Discriminatory information about person identity is multimodal. Yet, most person recognition systems are unimodal, e.g. the use of facial appearance. With a view to exploiting the complementary nature of different modes of information and increasing pattern recognition robustness to test signal degradation, we developed a multiple expert biometric person identification system that combines information from three experts: face, visual speech, and audio.

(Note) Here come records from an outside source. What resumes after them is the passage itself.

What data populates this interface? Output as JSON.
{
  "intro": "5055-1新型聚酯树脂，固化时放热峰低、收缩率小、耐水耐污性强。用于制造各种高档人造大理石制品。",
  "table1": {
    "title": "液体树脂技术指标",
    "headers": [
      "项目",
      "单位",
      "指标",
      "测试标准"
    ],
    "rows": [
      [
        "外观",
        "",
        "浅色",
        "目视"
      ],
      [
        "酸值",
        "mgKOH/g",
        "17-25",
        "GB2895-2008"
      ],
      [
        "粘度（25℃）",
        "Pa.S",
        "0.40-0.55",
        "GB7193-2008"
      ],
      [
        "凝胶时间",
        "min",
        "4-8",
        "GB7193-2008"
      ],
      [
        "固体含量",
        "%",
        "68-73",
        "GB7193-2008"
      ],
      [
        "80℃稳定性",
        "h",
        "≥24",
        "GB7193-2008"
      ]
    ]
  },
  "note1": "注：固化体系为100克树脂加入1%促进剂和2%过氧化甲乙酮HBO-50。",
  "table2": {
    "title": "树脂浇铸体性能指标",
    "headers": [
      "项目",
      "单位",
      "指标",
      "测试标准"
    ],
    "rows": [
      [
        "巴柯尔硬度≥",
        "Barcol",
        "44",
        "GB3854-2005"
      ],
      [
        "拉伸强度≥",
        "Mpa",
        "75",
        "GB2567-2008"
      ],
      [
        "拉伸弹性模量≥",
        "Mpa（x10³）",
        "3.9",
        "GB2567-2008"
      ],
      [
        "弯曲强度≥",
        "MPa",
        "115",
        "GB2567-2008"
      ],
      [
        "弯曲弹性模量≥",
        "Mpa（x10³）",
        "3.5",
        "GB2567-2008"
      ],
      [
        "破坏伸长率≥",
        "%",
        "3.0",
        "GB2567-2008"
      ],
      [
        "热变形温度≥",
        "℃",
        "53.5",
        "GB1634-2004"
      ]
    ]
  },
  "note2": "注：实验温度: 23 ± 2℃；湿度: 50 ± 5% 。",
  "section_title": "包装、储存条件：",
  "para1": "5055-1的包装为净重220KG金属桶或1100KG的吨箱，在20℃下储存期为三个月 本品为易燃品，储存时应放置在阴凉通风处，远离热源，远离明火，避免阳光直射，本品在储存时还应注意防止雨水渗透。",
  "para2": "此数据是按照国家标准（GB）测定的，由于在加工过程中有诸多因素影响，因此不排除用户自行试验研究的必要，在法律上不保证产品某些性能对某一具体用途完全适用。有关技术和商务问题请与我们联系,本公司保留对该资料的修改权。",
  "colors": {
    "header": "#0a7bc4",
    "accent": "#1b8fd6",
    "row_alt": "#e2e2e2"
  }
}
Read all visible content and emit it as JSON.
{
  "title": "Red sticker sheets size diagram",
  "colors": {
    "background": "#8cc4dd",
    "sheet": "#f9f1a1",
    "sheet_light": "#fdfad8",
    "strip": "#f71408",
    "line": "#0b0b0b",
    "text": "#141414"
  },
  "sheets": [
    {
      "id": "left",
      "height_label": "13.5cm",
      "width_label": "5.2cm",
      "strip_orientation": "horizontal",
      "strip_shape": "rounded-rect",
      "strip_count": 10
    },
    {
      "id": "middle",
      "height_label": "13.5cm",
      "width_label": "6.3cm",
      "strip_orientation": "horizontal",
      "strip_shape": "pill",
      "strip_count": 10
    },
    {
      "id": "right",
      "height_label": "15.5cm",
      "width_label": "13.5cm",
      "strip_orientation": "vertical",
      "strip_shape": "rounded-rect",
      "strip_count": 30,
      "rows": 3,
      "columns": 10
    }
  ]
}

The system uses multimodal fusion in an automatic unsupervised manner, adapting to the local performance and output reliability of each of the experts. The expert weightings are chosen automatically such that the reliability measure of the combined scores is maximized. To test system robustness to train/test mismatch, we used a broad range of Gaussian noise and JPEG compression to degrade the audio and visual signals, respectively. Experiments were carried out on the XM2VTS database. The multimodal expert system out performed each of the single experts in all comparisons. At severe audio and visual mismatch levels tested, the audio, mouth, face, and tri-expert fusion accuracies were 37.1%, 48%, 75%, and 92.7% respectively, representing a relative improvement of 23.6% over the best performing expert.